Bin kilometre yol kat ederek her bakımdan farklı bir iklime, çok sert bir coğrafyaya gidiyorsunuz. Gündüz ve gece arasındaki sıcaklık farkı neredeyse on beş, on sekiz derece, ormanları, su kaynakları  yok olmuş (tüketilmiş) 1200-1500 metrelik kıraç topraklarda, çoğunlukla  terk edilmiş dağ köylerinde çekim yapacağız.
Neresi bu Arapgir?
Kaymakamlığın web sitesinde Arapgir’in konumu şöyle veriliyor:
” İlçe, engebeli ve dağlık bir bölgeye sahiptir. Doğu Anadolu Bölgesinin batı kesiminde, Yukarı Fırat Bölümünde, Fırat Vadisinin batı yakasında, Malatya iline 114 km mesafede yer almaktadır.
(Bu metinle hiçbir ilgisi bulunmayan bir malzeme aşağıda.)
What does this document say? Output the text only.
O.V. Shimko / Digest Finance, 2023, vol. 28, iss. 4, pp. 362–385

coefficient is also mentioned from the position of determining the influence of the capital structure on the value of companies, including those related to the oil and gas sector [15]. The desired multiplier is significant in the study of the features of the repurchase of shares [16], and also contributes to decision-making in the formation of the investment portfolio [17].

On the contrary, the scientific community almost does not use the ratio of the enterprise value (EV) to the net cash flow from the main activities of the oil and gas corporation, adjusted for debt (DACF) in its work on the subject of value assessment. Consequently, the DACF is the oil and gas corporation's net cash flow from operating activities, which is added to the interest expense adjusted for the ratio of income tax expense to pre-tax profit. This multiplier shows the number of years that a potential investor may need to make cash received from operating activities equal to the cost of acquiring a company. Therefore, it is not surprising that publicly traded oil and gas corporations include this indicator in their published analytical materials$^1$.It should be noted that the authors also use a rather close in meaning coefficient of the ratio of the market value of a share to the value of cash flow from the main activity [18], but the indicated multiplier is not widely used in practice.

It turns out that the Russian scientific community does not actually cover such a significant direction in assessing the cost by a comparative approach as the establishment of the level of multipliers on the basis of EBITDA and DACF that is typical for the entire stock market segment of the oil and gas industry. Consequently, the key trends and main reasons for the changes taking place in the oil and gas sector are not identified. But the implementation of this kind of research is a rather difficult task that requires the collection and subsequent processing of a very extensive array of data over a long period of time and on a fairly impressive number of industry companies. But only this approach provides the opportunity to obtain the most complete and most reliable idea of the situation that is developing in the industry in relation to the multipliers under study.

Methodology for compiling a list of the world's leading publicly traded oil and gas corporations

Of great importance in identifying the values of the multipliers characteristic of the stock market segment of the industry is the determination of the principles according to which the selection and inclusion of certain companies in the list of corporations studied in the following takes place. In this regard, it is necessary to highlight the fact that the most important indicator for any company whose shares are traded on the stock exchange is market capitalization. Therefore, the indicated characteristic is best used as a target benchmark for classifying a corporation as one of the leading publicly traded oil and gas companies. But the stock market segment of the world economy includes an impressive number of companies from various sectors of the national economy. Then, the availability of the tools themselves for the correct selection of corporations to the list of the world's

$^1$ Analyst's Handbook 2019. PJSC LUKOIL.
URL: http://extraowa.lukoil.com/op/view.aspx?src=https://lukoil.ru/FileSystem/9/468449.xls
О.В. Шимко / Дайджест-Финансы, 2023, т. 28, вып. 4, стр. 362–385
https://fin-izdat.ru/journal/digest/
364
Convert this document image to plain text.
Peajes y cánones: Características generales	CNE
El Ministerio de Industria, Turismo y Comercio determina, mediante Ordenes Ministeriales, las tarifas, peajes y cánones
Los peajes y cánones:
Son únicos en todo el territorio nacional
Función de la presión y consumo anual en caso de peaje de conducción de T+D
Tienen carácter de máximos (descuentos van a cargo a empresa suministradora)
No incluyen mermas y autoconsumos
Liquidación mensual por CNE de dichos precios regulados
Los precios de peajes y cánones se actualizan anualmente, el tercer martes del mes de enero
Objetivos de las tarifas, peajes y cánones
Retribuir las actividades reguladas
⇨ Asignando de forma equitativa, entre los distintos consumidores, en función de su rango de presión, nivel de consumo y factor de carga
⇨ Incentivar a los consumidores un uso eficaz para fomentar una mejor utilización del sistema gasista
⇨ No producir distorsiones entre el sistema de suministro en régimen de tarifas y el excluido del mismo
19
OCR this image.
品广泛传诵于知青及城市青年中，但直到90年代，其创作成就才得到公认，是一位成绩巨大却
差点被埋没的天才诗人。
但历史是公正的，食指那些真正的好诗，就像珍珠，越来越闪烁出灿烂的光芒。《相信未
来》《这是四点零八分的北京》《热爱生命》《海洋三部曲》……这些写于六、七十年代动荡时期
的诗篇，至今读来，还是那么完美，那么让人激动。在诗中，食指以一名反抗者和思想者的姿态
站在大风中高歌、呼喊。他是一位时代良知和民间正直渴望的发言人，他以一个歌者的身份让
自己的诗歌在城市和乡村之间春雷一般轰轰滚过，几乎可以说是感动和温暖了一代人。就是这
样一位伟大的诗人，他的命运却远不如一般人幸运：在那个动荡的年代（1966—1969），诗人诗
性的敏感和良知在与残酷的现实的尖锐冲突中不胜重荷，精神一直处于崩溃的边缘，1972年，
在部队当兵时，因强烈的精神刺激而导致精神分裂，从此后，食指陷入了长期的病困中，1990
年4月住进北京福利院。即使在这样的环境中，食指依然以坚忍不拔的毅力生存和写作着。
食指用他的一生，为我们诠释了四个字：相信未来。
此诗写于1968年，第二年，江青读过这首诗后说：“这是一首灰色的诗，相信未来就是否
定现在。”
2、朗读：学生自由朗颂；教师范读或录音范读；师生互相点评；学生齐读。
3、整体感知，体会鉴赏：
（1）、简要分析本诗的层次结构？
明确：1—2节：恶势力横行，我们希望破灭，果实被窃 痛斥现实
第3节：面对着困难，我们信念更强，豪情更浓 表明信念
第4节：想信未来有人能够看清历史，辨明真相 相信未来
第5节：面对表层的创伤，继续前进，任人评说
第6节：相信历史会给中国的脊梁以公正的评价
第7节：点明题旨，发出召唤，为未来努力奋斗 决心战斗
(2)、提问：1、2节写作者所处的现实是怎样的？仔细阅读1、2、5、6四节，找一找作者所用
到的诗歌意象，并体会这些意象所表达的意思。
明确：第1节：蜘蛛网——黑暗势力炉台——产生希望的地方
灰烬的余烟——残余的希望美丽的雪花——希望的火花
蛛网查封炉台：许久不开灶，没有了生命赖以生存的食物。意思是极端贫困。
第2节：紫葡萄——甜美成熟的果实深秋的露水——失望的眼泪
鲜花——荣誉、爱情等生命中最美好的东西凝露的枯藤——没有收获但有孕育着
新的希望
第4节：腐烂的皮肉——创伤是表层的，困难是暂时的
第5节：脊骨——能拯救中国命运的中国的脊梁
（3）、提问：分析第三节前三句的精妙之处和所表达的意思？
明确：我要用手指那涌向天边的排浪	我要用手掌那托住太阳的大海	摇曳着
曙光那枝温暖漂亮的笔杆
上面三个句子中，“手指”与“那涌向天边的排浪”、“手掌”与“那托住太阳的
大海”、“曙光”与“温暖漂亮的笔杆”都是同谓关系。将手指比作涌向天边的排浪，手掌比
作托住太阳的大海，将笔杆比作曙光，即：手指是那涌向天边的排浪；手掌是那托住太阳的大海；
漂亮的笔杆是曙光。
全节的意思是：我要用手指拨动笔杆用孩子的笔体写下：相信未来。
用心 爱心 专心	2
Arapgir’in toprakları doğuda Elazığ’ın batısında Sivas’ın Divriği, Malatya’nın Arguvan, kuzeyinde Erzincan’ın Kemaliye, Güneyde Elazığ’ın Baskil ve Keban ilçeleri ile çevrilidir. İlçe merkezinde rakım 1250 metredir. Yüzölçümü 964 km2’dir. 2016 Adrese Dayalı Nüfus Sistemine göre toplam nüfus 10.491 kişidir. İlçenin 63 Mahallesi bulunmaktadır.”[1]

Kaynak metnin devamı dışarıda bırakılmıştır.